He laughed as Cynthia trotted down the hall. "She usually can't help it." He expected a new children's book to break forth from his energetic wife any day now. Indeed, didn't she have a history of starting one when life was upside down and backward?
Emma munched on a piece of shortbread, showering crumbs in her lap. "Do you have those letters ready for me to do on th' computer?"
"Not quite. I wasn't expecting you 'til in the morning."
"I'm coming in th' morning, I just wanted to run by and tell you all th' late-breakin' news. But," she said, arching one eyebrow, "I haven't told you everything, I saved th' best 'til last."
His dog wandered into the study and crashed at his master's feet, panting.
"If you say you already know this, I'll never tell you another thing as long as I live. On my way here, I saw Mule Skinner, he said he's finally rented your house."
She drew herself up, pleased, and gulped the lemonade.
"Terrific! Great timing!" He might have done a jig.
"He said there hadn't been time to call you, he'll call you tonight, but it's not a family with kids like Cynthia wanted."
"Oh, well ..." He was thrilled that someone had finally stepped forward to occupy the rectory. He and Harley had worked hard over the last few months to make it a strong rental property, putting new vinyl flooring in the kitchen, replacing the stair runners, installing a new toilet in the master bath and a new threshold at the front door ... the list had been endless. And costly.
"It's a woman."
"I can't imagine what one person would want with all that house to rattle around in."
"How quickly you forget! You certainly rattled around in there for a hundred years."
"True. Well. I'll get the whole story from Mule."
"He said she didn't mind a bit that Harley would be livin' in the basement, she just wanted to know if he plays loud rock music."
Emma rattled the ice in her glass, gulped the last draught, and got up to leave. "Before I forget, you won't believe what else I found on th' Internet -- church bulletins! You ought to read some of th' foolishness they put out there for God an' everybody to see."
She fished a piece of paper from her handbag. "'Next Sunday,'" she read, "'a special collection will be taken to defray the cost of a new carpet.
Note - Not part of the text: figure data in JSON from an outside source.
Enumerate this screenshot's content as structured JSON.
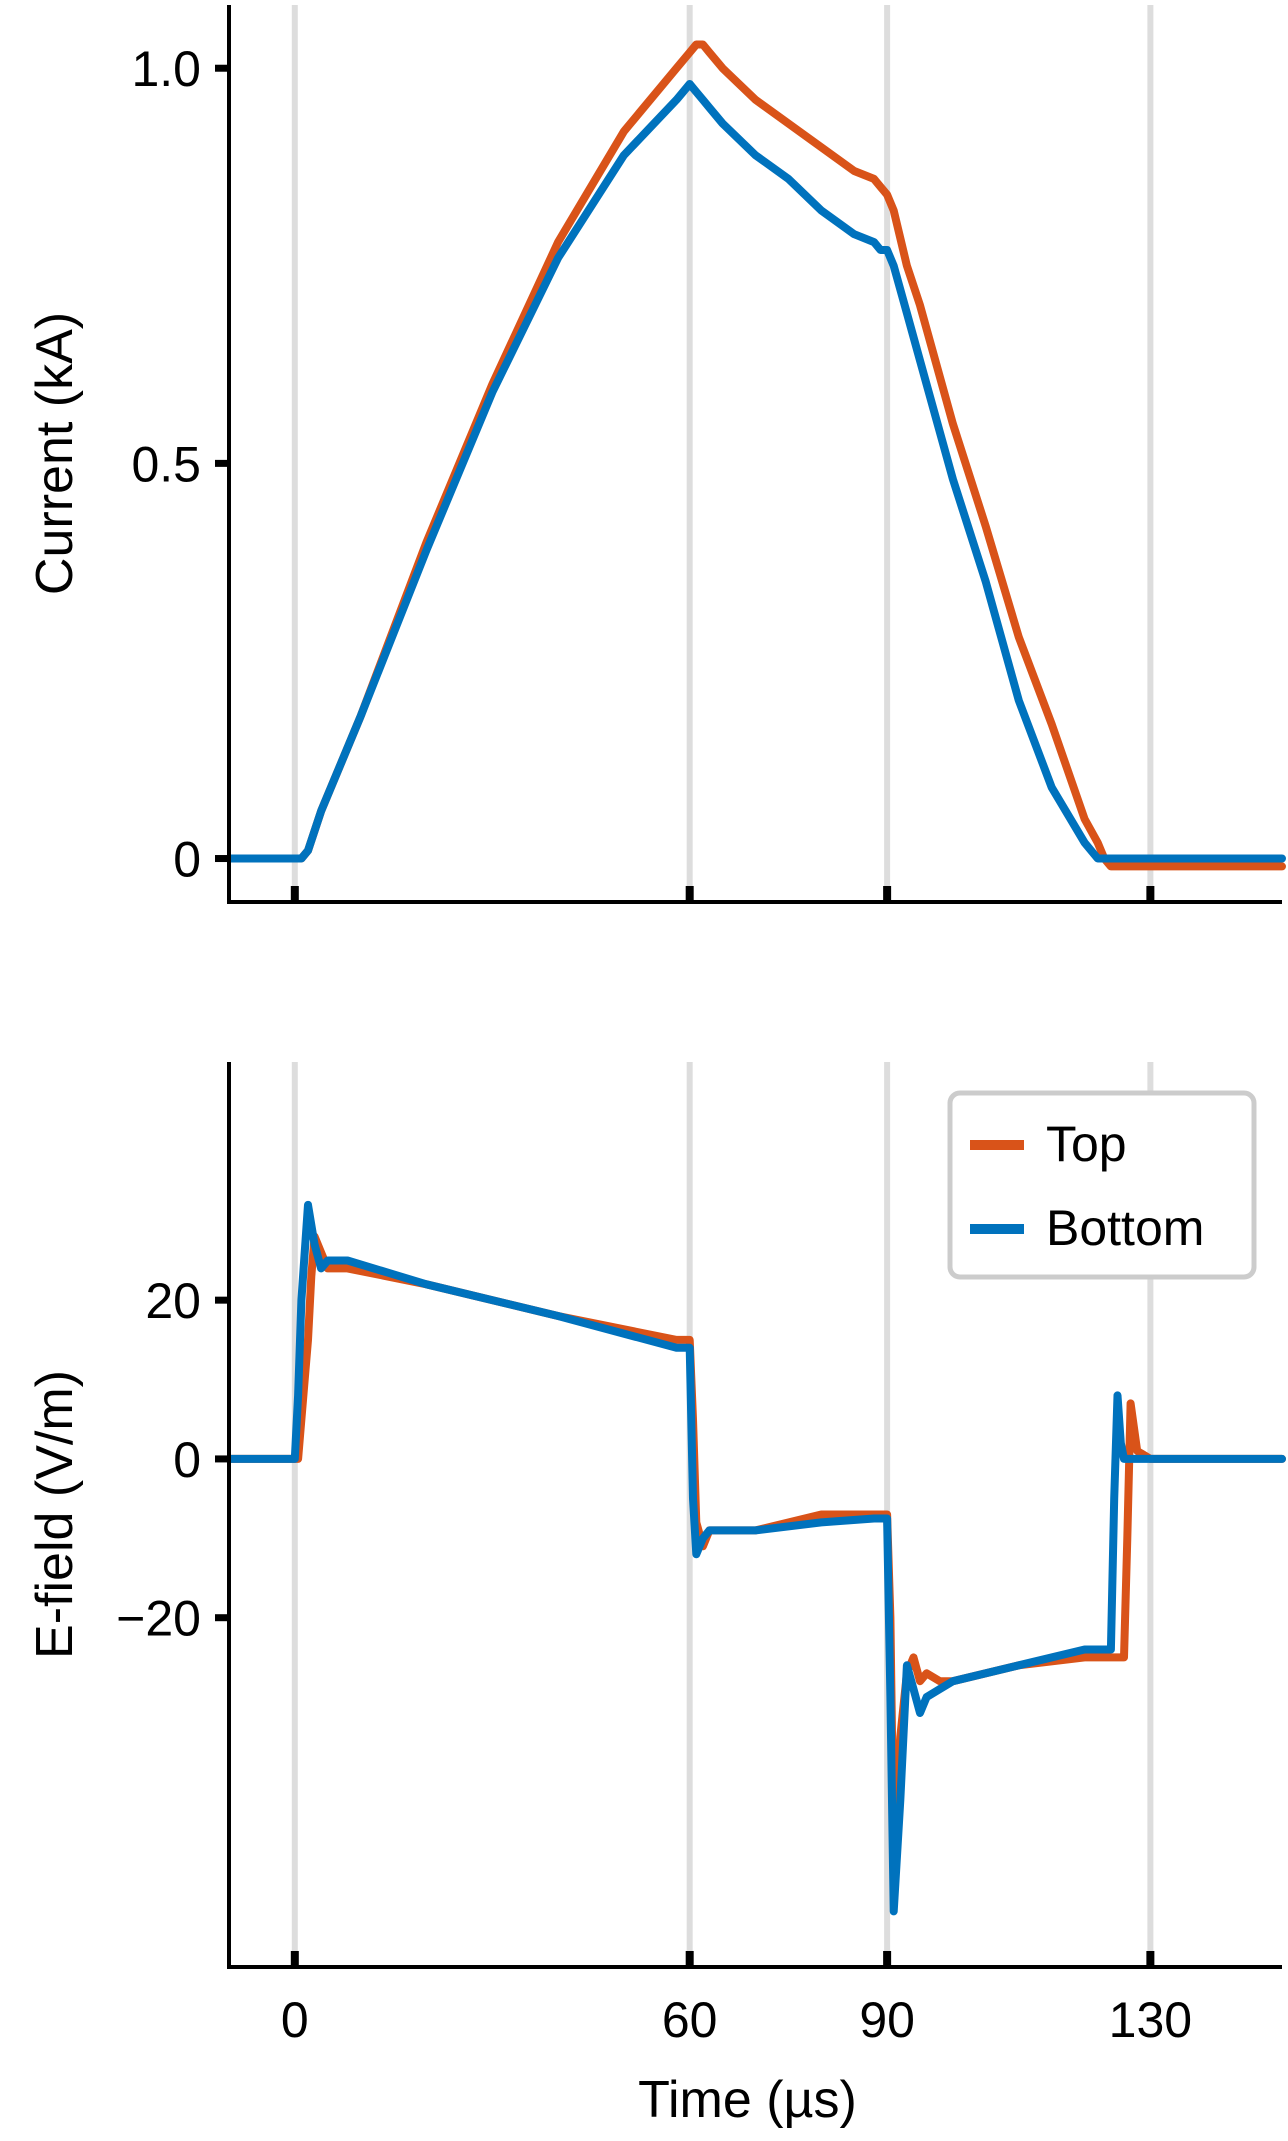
{
  "chart_data": [
    {
      "type": "line",
      "title": "",
      "xlabel": "",
      "ylabel": "Current (kA)",
      "xlim": [
        -10,
        150
      ],
      "ylim": [
        -0.055,
        1.08
      ],
      "xticks": [
        0,
        60,
        90,
        130
      ],
      "yticks": [
        0,
        0.5,
        1.0
      ],
      "ytick_labels": [
        "0",
        "0.5",
        "1.0"
      ],
      "vlines": [
        0,
        60,
        90,
        130
      ],
      "grid": false,
      "legend": "none",
      "series": [
        {
          "name": "Top",
          "color": "#d95319",
          "x": [
            -10,
            0,
            1,
            2,
            4,
            10,
            20,
            30,
            40,
            50,
            58,
            60,
            61,
            62,
            63,
            65,
            70,
            75,
            80,
            85,
            88,
            89,
            90,
            91,
            93,
            95,
            100,
            105,
            110,
            115,
            120,
            122,
            123,
            124,
            130,
            140,
            150
          ],
          "y": [
            0,
            0,
            0.0,
            0.01,
            0.06,
            0.18,
            0.4,
            0.6,
            0.78,
            0.92,
            1.0,
            1.02,
            1.03,
            1.03,
            1.02,
            1.0,
            0.96,
            0.93,
            0.9,
            0.87,
            0.86,
            0.85,
            0.84,
            0.82,
            0.75,
            0.7,
            0.55,
            0.42,
            0.28,
            0.17,
            0.05,
            0.02,
            0.0,
            -0.01,
            -0.01,
            -0.01,
            -0.01
          ]
        },
        {
          "name": "Bottom",
          "color": "#0072bd",
          "x": [
            -10,
            0,
            1,
            2,
            4,
            10,
            20,
            30,
            40,
            50,
            58,
            60,
            61,
            62,
            63,
            65,
            70,
            75,
            80,
            85,
            88,
            89,
            90,
            91,
            93,
            95,
            100,
            105,
            110,
            115,
            120,
            122,
            123,
            124,
            130,
            140,
            150
          ],
          "y": [
            0,
            0,
            0.0,
            0.01,
            0.06,
            0.18,
            0.39,
            0.59,
            0.76,
            0.89,
            0.96,
            0.98,
            0.97,
            0.96,
            0.95,
            0.93,
            0.89,
            0.86,
            0.82,
            0.79,
            0.78,
            0.77,
            0.77,
            0.75,
            0.69,
            0.63,
            0.48,
            0.35,
            0.2,
            0.09,
            0.02,
            0.0,
            0.0,
            0.0,
            0.0,
            0.0,
            0.0
          ]
        }
      ]
    },
    {
      "type": "line",
      "title": "",
      "xlabel": "Time (µs)",
      "ylabel": "E-field (V/m)",
      "xlim": [
        -10,
        150
      ],
      "ylim": [
        -64,
        50
      ],
      "xticks": [
        0,
        60,
        90,
        130
      ],
      "xtick_labels": [
        "0",
        "60",
        "90",
        "130"
      ],
      "yticks": [
        -20,
        0,
        20
      ],
      "ytick_labels": [
        "−20",
        "0",
        "20"
      ],
      "vlines": [
        0,
        60,
        90,
        130
      ],
      "grid": false,
      "legend": "top-right",
      "series": [
        {
          "name": "Top",
          "color": "#d95319",
          "x": [
            -10,
            0,
            0.5,
            1,
            2,
            2.5,
            3,
            4,
            5,
            6,
            8,
            20,
            40,
            58,
            60,
            60.5,
            61,
            62,
            63,
            70,
            80,
            88,
            90,
            90.5,
            91,
            91.5,
            92,
            93,
            94,
            95,
            96,
            98,
            100,
            110,
            120,
            125,
            126,
            126.5,
            127,
            128,
            130,
            150
          ],
          "y": [
            0,
            0,
            0,
            5,
            15,
            23,
            28,
            26,
            24,
            24,
            24,
            22,
            18,
            15,
            15,
            5,
            -8,
            -11,
            -9,
            -9,
            -7,
            -7,
            -7,
            -20,
            -50,
            -42,
            -35,
            -27,
            -25,
            -28,
            -27,
            -28,
            -28,
            -26,
            -25,
            -25,
            -25,
            -10,
            7,
            1,
            0,
            0
          ]
        },
        {
          "name": "Bottom",
          "color": "#0072bd",
          "x": [
            -10,
            0,
            0.5,
            1,
            2,
            3,
            4,
            5,
            6,
            8,
            20,
            40,
            58,
            60,
            60.5,
            61,
            62,
            63,
            70,
            80,
            88,
            90,
            90.5,
            91,
            92,
            93,
            94,
            95,
            96,
            98,
            100,
            110,
            120,
            124,
            124.5,
            125,
            125.5,
            126,
            127,
            130,
            150
          ],
          "y": [
            0,
            0,
            8,
            20,
            32,
            27,
            24,
            25,
            25,
            25,
            22,
            18,
            14,
            14,
            -5,
            -12,
            -10,
            -9,
            -9,
            -8,
            -7.5,
            -7.5,
            -30,
            -57,
            -43,
            -26,
            -29,
            -32,
            -30,
            -29,
            -28,
            -26,
            -24,
            -24,
            -5,
            8,
            2,
            0,
            0,
            0,
            0
          ]
        }
      ]
    }
  ]
}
All those wishin' to do somethin' on the new carpet will come forward and do so.'"
He hooted with laughter.
"How 'bout this number: 'Don't let worry kill you, let th' church help.'"
He threw his head back and laughed some more. Emma's life in cyberspace definitely had an upside.
"By th' way, are you takin' Barnabas down there?" She enunciated "down there" as if it were a region beneath the crust of the earth.
"We are."
"I don't know how you could do that to an animal. Look at all that fur, enough to stuff a mattress."
Barnabas yawned hugely and thumped his tail on the floor.
"You won't even be able to see those horrible sandspurs that will jump in there by th' hundreds, not to mention lodge in his paws."
Emma waited for an argument, a rationale -- something. Did he have no conscience? "And th' heat down there, you'll have to shave 'im bald."
Father Tim strolled across the room to walk her to the door. "Thanks for coming, Emma. Tell Harold hello. I'll see you in the morning."
His unofficial secretary stumped down the hallway and he followed.
He was holding the front door open and biting his tongue when she turned and looked at him. Her eyes were suddenly red and filled with tears.